Sale!

CS 60050 Assignment 2

$35.00 $21.00

Category: You will Instantly receive a download link for .zip solution file upon Payment || To Order Original Work Click Custom Order?

Description

5/5 - (2 votes)

The following has to be done using Bayesian learning (Naïve Bayes classifier):
1) Randomly divide the data into 80% for training and 20% for testing. Apply the following:
a) Handle the missing values in both train and test set. [5]
b) Encode categorical variables using appropriate encoding method (in-built function
allowed). [5]
c) After completing step (a) and (b), compute 5-fold cross validation on the training set
(normalisation of data is allowed, if required). Print the final test accuracy. [10]
2) Apply PCA (select number of components by preserving 95% of total variance) on the
processed data from step (1).
a) Plot the graph for PCA (in-built function allowed for PCA and visualisation). [20]
b) Use the features extracted from PCA to train your model.
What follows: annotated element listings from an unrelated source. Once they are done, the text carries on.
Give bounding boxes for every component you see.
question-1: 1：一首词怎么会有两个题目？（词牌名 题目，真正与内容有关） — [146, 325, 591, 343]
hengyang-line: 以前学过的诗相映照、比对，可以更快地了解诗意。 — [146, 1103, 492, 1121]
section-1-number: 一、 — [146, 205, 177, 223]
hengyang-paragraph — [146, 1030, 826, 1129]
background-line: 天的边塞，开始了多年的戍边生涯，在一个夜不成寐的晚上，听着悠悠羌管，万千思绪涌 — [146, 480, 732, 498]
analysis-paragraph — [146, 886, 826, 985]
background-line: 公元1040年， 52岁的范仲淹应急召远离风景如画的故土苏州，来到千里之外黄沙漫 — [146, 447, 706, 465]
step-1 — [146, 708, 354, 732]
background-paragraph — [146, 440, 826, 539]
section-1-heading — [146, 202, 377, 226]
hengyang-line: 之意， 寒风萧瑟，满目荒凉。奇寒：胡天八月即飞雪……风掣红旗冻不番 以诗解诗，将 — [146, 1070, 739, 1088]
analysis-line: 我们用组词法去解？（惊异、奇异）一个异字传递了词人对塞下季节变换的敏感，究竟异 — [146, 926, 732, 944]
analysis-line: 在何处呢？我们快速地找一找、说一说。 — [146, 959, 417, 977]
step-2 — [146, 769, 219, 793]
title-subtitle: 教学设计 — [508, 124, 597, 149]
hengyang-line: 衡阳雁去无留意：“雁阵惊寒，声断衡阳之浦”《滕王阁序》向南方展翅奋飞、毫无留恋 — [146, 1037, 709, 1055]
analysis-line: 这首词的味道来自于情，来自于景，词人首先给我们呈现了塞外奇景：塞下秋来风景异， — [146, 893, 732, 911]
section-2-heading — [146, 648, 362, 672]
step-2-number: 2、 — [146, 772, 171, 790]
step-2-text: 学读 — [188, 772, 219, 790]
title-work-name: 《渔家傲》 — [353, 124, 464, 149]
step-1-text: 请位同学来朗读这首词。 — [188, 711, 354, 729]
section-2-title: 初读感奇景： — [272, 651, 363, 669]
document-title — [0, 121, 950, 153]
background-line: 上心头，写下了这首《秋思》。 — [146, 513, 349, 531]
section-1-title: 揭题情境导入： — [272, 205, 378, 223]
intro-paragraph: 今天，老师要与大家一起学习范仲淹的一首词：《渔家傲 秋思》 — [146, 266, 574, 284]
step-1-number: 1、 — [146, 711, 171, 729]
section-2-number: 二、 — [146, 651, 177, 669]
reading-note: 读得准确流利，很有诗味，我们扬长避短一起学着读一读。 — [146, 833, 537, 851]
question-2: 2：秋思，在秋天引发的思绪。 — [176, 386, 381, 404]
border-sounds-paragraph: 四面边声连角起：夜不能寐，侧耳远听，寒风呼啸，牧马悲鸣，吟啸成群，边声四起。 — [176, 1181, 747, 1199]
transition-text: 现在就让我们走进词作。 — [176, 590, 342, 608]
Compute 5-fold cross
validation on the training set (normalisation of data is allowed, if required). Print the
final test accuracy. [10]
3) Using the processed data from step (1), apply the following:
a) A feature value is considered as an outlier if its value is greater than mean + 3 x
standard deviation. A sample having maximum such outlier features must be
dropped. [5]
b) Using the sequential backward selection method, remove features. [15]
c) Print the final set of features formed. [5]
d) Compute 5-fold cross validation on the training set (normalisation of data is allowed
if required). Print the final test accuracy. [5]
4) Report and results. [20]
Dataset Description:
Use Train_B.csv as data for this assignment. The “Stay” column will be used as labels.
Submission Guidelines:
Implementation has to be done in Python. No function for Naïve Bayes classifier should be
used. Provide a report on your study with proper description. Keep your codes and report
along with your results in a single folder. Submit the compressed .zip file following
groupno_asgn2.zip naming convention. For example, 5_asgn2.zip for Group no 5.